The Jews had a belief about disabled persons. They thought that the person was paying for either something they did wrong, or something their mother or father did wrong. So, not only did a person suffer from their ailment, they also suffered from the stigma surrounding those with handicaps and disease.

The Jewish teachers with Jesus might have scoffed. Who does this person think he is? He destroyed a roof and created a huge ruckus. Obviously, he is suffering greatly. There must be a good reason for it!

So, when Jesus forgives this disabled kid’s sins, he is getting right at the spiritual root of what everyone thinks is his true problem. Whatever the disabled person had done, or even what the others thought he had done to deserve this handicap … Jesus pardoned it.  Unlike the religious men of his day, Jesus does not hold this kid’s disability against him. He forgives it all.

And now, we truly hear what the teachers with Jesus were thinking.  “Why is this fellow talking like that? He’s saying a very evil thing! Only God can forgive sins!

Jesus Heals.

Jesus knew their thoughts! And he had the perfect answer for them.

“Is it easier to say ‘Your sins are forgiven?’ or to say ‘Get up and walk?’ But to prove I have the authority to forgive sins…” Jesus turns to the disabled kid, “Get up and walk. Head on home.”

And the man got up and walked home. Amazement and celebration broke out the crowd. They had never seen anything like it.

Body & Soul, Now & Forever

This story brings together our first two lessons on tents and houses, between the temporary and the eternal. Jesus has the power to transform both our soul and body into a place we want to dwell forever.

Some people believe that following Christ is about going to heaven when you die. They become so focused on life after death that they forget that Jesus came to give us life now. In this story, Jesus is not concerned with the disabled man’s soul alone, because we were not created to be disembodied spirits. Humans are embodied souls. Our current bodies are temporary, but not disposable. His miracle gives us a glimpse of his creative power to build us a new home – with promised upgrades – the resurrection of our own bodies.
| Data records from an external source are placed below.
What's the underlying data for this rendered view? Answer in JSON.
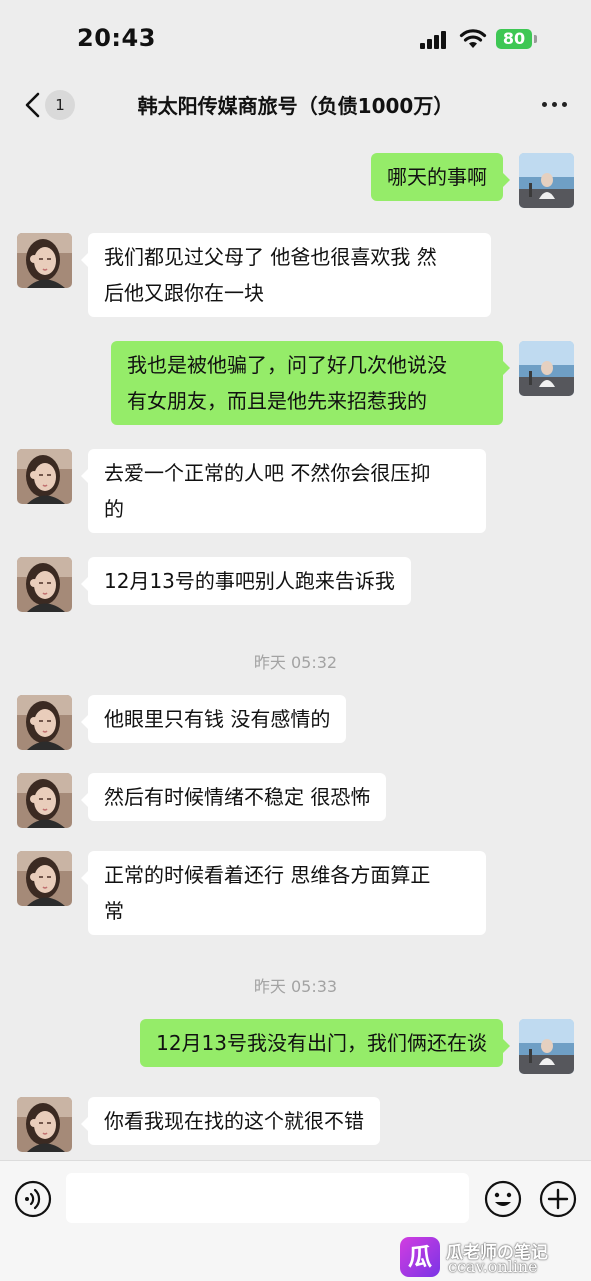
{
  "status_bar": {
    "time": "20:43",
    "battery": "80"
  },
  "header": {
    "back_icon": "chevron-left-icon",
    "unread_count": "1",
    "title": "韩太阳传媒商旅号（负债1000万）",
    "more_icon": "more-dots-icon"
  },
  "messages": [
    {
      "side": "out",
      "text": "哪天的事啊"
    },
    {
      "side": "in",
      "text_lines": [
        "我们都见过父母了 他爸也很喜欢我 然",
        "后他又跟你在一块"
      ]
    },
    {
      "side": "out",
      "text_lines": [
        "我也是被他骗了，问了好几次他说没",
        "有女朋友，而且是他先来招惹我的"
      ]
    },
    {
      "side": "in",
      "text_lines": [
        "去爱一个正常的人吧 不然你会很压抑",
        "的"
      ]
    },
    {
      "side": "in",
      "text": "12月13号的事吧别人跑来告诉我"
    },
    {
      "type": "timestamp",
      "text": "昨天 05:32"
    },
    {
      "side": "in",
      "text": "他眼里只有钱 没有感情的"
    },
    {
      "side": "in",
      "text": "然后有时候情绪不稳定 很恐怖"
    },
    {
      "side": "in",
      "text_lines": [
        "正常的时候看着还行 思维各方面算正",
        "常"
      ]
    },
    {
      "type": "timestamp",
      "text": "昨天 05:33"
    },
    {
      "side": "out",
      "text": "12月13号我没有出门，我们俩还在谈"
    },
    {
      "side": "in",
      "text": "你看我现在找的这个就很不错"
    }
  ],
  "input_bar": {
    "voice_icon": "voice-icon",
    "message_value": "",
    "emoji_icon": "emoji-icon",
    "plus_icon": "plus-icon"
  },
  "watermark": {
    "logo_char": "瓜",
    "name": "瓜老师の笔记",
    "url": "ccav.online"
  },
  "colors": {
    "background": "#ededed",
    "outgoing_bubble": "#95ec69",
    "incoming_bubble": "#ffffff",
    "battery": "#3ec754"
  }
}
This image is the copyright of the LUMO project (Big Book Media) and distributed for free download, under license exclusively by FreeBibleimages for teaching purposes only. All rights reserved.

But, a transformed and perfect body is useless unless the soul inside is ready to live forever. Jesus’ primary action in this story reveals the importance of our soul’s health. He begins by forgiving sins. If you are carrying the weight of your mistakes, anxious over what you have gotten wrong, and feeling shame over things out of your control, Jesus wants to pardon you. And this story proves he has the power to do just that. Jesus does not want your mistakes in this life to keep you away from the eternal home he is preparing for you. He wants you to be willing to let him overlook them. You must be willing to let him forgive.
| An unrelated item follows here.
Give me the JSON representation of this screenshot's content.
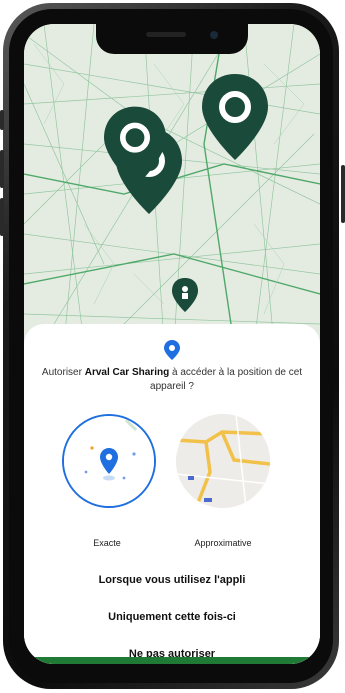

Lastly, this story shows us how a roof can become a door. The friends broke through the roof to find the door to heaven was Jesus. Jesus invites us to look beyond this life to the next. He promised us a home with him after death. He also makes it possible to break open the “roof” of this life as a door to connect us with the next. This is a perfect metaphor of faith.

Jesus taught his disciples to pray that this life would be like heaven. That God would open the roof to let his kingdom pour down upon us.

Jesus prayed, “Your Kingdom come, your will be done, on earth as it is in heaven.”

Jesus heals our sickness and forgives our sins now, but this is only the beginning! In 2 Corinthians 5:17, Paul teaches this same idea. He says if anyone has faith in Jesus, they have a new life! The old is gone and new things have come. A life of faith is more than believing that you can go to heaven when you die, it is about a new life now that continues forever.

If you have faith in Jesus, a roof can become a door. You can get a glimpse of heaven even while living on earth. Your forever life begins now.

In Bible times, the rooftop is also a very different cultural space than roofs today in our American context. The roof was used as a bedroom, a dining room, a closet, a chapel and a stage. And as we get to Jesus, a roof is transformed into a door.